The next step was to find the entire RNA expression profile—the complete collection of different RNAs—for each layer. They turned to single cell-RNA sequencing to quickly identify the thousands of different RNAs within each cell. In this technique, RNA from each cell is harvested and amplified many times to allow it to be sequenced. Armed with this knowledge, the researchers compared the RNA expression levels of the six genes measured earlier. Since they knew the approximate expression levels of six of the genes from the previous experiment, they could match the RNA profiles to each cellular location from these six genes. For example, if landmark gene A was expressed highly in one RNA profile, then it would have to had come from a cell from a layer that fluoresced brightly for gene A’s mRNA.

Their maps showed that of the 7,277 genes expressed in liver cells, 3,496 of them vary non-randomly by spatial location. For example, genes in energy-demanding pathways were expressed the most near the central vein, which provides the cells with oxygen and nutrients.
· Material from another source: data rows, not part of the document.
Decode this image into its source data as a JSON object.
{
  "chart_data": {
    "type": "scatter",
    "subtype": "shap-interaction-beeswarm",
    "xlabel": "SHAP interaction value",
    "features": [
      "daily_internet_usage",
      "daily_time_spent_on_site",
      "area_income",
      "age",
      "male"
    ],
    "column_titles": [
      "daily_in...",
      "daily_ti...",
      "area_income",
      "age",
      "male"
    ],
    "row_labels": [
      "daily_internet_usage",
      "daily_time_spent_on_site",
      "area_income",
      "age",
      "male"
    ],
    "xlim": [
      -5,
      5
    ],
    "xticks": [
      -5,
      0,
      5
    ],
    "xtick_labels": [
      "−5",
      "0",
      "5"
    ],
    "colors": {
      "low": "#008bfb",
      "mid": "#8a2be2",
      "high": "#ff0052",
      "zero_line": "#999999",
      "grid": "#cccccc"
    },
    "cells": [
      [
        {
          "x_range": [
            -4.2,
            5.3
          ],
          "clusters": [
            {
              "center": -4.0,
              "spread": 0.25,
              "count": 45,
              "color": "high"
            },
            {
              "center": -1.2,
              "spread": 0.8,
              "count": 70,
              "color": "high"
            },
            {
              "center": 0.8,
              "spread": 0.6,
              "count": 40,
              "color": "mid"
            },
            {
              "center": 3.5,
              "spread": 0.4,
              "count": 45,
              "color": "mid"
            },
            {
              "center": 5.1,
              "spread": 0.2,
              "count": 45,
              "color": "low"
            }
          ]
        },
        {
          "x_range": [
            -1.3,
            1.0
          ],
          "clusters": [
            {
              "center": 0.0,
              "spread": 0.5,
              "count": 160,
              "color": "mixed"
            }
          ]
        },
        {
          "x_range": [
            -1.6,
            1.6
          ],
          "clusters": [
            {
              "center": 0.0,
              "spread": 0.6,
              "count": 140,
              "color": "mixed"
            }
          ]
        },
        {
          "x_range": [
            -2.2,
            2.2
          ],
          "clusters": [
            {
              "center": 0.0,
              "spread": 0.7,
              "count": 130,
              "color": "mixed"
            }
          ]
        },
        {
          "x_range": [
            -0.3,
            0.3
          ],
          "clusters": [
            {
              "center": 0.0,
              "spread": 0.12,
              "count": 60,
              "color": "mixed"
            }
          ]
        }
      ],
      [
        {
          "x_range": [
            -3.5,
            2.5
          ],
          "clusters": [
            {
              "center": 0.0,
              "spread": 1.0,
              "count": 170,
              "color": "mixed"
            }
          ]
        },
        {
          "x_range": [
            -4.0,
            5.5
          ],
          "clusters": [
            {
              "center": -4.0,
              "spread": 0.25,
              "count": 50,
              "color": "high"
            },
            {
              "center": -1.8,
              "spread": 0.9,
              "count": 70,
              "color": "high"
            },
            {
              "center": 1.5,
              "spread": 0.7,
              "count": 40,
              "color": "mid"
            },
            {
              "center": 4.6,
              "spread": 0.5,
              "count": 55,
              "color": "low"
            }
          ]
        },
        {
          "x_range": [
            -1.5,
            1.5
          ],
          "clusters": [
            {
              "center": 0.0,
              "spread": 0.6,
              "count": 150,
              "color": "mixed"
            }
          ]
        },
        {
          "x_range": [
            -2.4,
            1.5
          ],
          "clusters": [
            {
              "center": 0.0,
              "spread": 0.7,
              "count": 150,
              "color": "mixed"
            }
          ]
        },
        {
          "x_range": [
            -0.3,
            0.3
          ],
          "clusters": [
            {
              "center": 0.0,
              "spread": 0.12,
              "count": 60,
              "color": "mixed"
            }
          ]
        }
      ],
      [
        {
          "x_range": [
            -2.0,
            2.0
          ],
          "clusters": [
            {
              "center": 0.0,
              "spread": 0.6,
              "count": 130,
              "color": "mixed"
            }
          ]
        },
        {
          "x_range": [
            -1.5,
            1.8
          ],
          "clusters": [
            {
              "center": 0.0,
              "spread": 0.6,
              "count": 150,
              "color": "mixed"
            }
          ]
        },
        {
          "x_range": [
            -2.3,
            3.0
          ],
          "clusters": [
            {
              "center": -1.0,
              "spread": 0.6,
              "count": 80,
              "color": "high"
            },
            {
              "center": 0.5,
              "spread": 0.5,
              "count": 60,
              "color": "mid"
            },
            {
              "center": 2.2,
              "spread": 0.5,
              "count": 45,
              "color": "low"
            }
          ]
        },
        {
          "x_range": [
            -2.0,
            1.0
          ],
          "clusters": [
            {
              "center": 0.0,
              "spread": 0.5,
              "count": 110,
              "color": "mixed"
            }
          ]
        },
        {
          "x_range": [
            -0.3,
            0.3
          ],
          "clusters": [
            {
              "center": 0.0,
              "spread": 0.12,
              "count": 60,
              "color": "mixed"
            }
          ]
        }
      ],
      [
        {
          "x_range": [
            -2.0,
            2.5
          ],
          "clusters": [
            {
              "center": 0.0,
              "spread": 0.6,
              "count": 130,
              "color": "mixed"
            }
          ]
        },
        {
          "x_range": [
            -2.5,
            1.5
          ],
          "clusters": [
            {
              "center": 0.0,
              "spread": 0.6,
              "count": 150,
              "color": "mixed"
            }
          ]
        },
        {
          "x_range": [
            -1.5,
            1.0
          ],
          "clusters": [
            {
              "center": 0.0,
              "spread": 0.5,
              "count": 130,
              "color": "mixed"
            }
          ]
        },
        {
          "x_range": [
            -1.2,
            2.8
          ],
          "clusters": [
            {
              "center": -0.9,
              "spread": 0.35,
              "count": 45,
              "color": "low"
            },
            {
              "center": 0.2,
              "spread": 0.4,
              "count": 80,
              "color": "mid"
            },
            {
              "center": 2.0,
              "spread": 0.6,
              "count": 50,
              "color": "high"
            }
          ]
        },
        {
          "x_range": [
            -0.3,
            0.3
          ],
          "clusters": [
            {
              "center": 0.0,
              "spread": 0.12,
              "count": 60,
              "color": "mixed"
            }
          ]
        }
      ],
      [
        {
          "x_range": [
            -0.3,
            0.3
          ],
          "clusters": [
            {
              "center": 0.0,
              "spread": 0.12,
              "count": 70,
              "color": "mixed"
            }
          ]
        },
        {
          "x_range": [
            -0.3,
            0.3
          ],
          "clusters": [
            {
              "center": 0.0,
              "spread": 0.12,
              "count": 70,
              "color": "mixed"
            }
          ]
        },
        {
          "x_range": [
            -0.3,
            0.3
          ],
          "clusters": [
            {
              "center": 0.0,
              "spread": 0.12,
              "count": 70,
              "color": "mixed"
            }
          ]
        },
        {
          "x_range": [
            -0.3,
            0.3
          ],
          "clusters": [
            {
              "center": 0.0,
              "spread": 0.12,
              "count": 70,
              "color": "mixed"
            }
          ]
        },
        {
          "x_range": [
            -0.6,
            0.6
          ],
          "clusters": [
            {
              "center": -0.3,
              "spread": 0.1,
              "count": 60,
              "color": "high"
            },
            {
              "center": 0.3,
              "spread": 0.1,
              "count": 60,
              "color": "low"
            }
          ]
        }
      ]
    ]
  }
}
Cells near the vein also strongly expressed genes coding for secreted proteins; their placement near the vein allows cells to efficiently transport their secretory proteins through the vein. This finding confirmed the long-standing biological principle that structure leads to function.
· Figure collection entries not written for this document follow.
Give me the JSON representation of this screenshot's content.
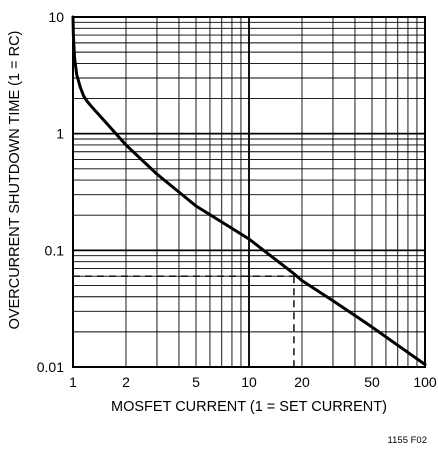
{
  "chart_data": {
    "type": "line",
    "title": "",
    "xlabel": "MOSFET CURRENT (1 = SET CURRENT)",
    "ylabel": "OVERCURRENT SHUTDOWN TIME (1 = RC)",
    "x_scale": "log",
    "y_scale": "log",
    "xlim": [
      1,
      100
    ],
    "ylim": [
      0.01,
      10
    ],
    "grid": true,
    "x_tick_labels": [
      "1",
      "2",
      "5",
      "10",
      "20",
      "50",
      "100"
    ],
    "x_tick_values": [
      1,
      2,
      5,
      10,
      20,
      50,
      100
    ],
    "y_tick_labels": [
      "0.01",
      "0.1",
      "1",
      "10"
    ],
    "y_tick_values": [
      0.01,
      0.1,
      1,
      10
    ],
    "series": [
      {
        "x": [
          1.0,
          1.005,
          1.02,
          1.05,
          1.1,
          1.15,
          1.2,
          1.3,
          1.5,
          2.0,
          3.0,
          5.0,
          10.0,
          18.0,
          20.0,
          30.0,
          50.0,
          100.0
        ],
        "y": [
          10.0,
          7.0,
          4.5,
          3.2,
          2.5,
          2.1,
          1.9,
          1.65,
          1.3,
          0.8,
          0.45,
          0.24,
          0.125,
          0.063,
          0.055,
          0.037,
          0.022,
          0.0105
        ]
      }
    ],
    "annotations": [
      {
        "type": "dashed-guide",
        "x": 18,
        "y": 0.06
      }
    ],
    "footnote": "1155 F02"
  }
}
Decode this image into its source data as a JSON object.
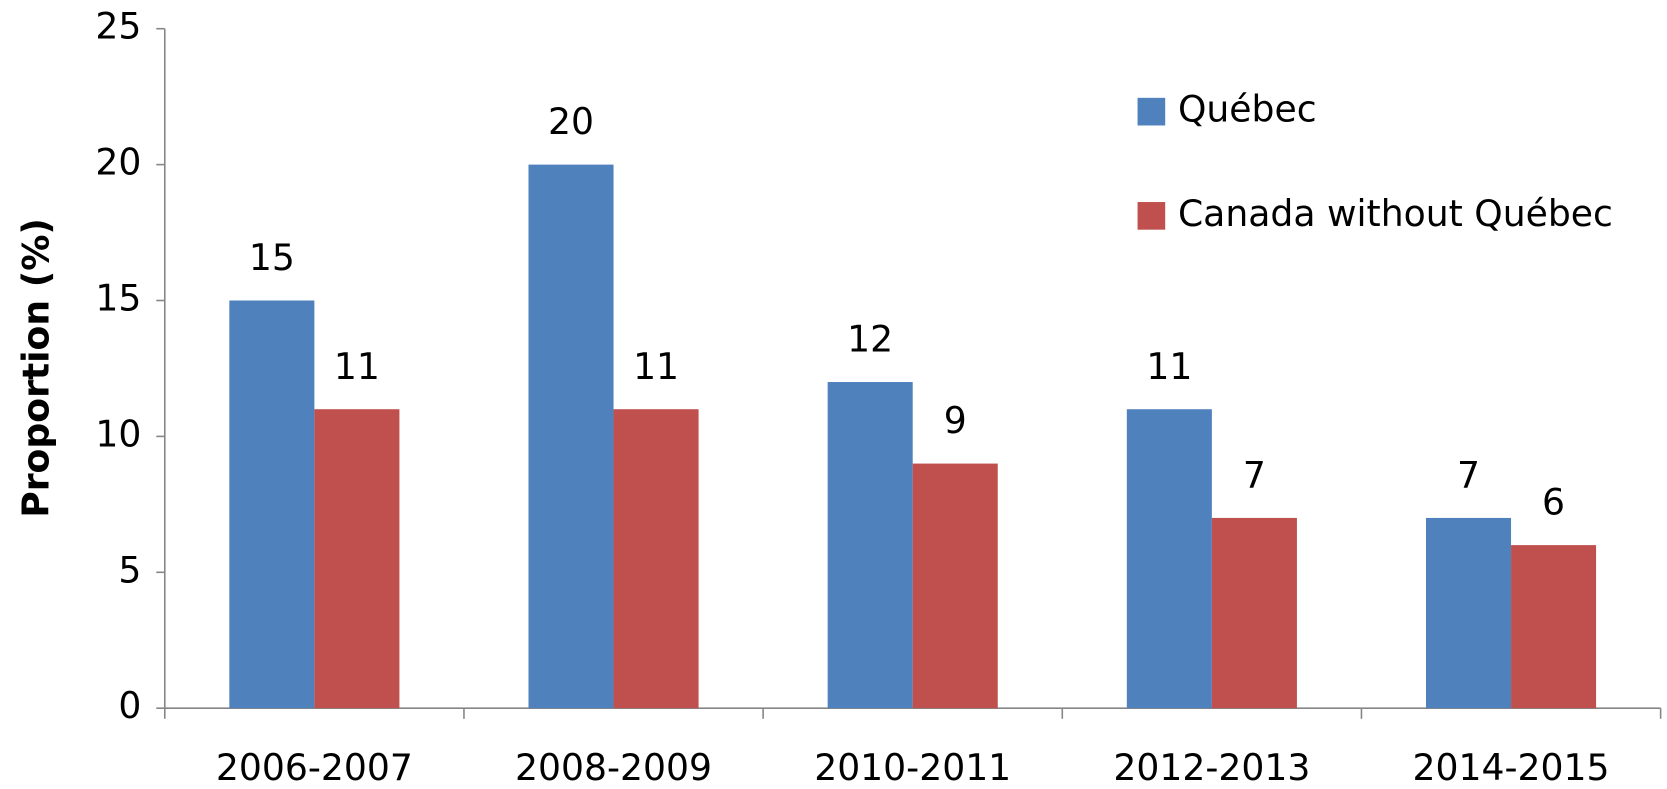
{
  "chart_data": {
    "type": "bar",
    "y_label": "Proportion (%)",
    "categories": [
      "2006-2007",
      "2008-2009",
      "2010-2011",
      "2012-2013",
      "2014-2015"
    ],
    "series": [
      {
        "name": "Québec",
        "color": "#4f81bd",
        "values": [
          15,
          20,
          12,
          11,
          7
        ]
      },
      {
        "name": "Canada without Québec",
        "color": "#c0504d",
        "values": [
          11,
          11,
          9,
          7,
          6
        ]
      }
    ],
    "ylim": [
      0,
      25
    ],
    "yticks": [
      0,
      5,
      10,
      15,
      20,
      25
    ],
    "grid": false,
    "legend": "top-right",
    "data_labels": true
  }
}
Researchers would still like to dig further and determine the proteomes of different cells in addition to RNA profiles. Knowing which proteins are expressed at what levels in each cell would further illustrate the role of each cell in our body. “RNA expression profiles don’t give you protein levels,” Pollard explained. “Sometimes low mRNA levels can give you a lot of proteins, or a lot of mRNA can give you a few proteins. It also depends on the lifespan of the protein.”

Scott Holley, another professor of Molecular, Cellular and Developmental Biology at Yale, agrees. “It’s a caveat of the experiment,” Holley said. However, identifying the thousands of proteins in each cell requires thousands of antibodies to recognize and bind to each protein. This can be very difficult because researchers still do not know every protein our cells make. Finding every protein and producing antibodies for each one could take years.

Moreover, reference maps for other organs may not prove so easy. The cells in the liver are arranged in concentric circles, allowing the Weizmann researchers to assign cellular locations with as few as six genes. More complex structures, such as the brain, do not have such a simple geometry, making the reference map more complicated.

Nevertheless, cell maps will give researchers and medical professionals a new outlook on the human body. Embryo cell lineage mapping, a related technique used since the early 20th century, was a successful predecessor: it revealed the development of each cell in the embryos of various organisms. It has already provided important information about how organs and structures develop and given researchers the ability to manipulate embryonic organisms.

The Human Cell Atlas project hopes to continue to empower scientists and medical professionals, especially in cancer treatment. Rather than generalizing cancer to a whole organ, such as breast or lung cancer, this new blueprint may allow doctors and scientists to understand the inherent variation within each tumor. They can then more accurately monitor tumor growth and identify which therapy would be best suited for which cancers.

The lab at Weizmann is but one of many groups attempting to provide researchers with detailed maps of where each of the thousands of types of cells is located in the human body. The project is an international effort, with member laboratories in the United States, United Kingdom, Sweden, and Israel. Meanwhile, other mapping projects are also in the works. Cancer Research UK announced last month that a project to create an interactive virtual-reality map of breast cancers would receive up to $25 million. In the United States, the National Institute of Mental Health is preparing to announce grant awards for mapping mouse brains later this year.

There is still a long way to go to map out all 37 trillion cells in the human body, but with these advances in sequencing and imaging, it has never been easier to see our cells where they belong.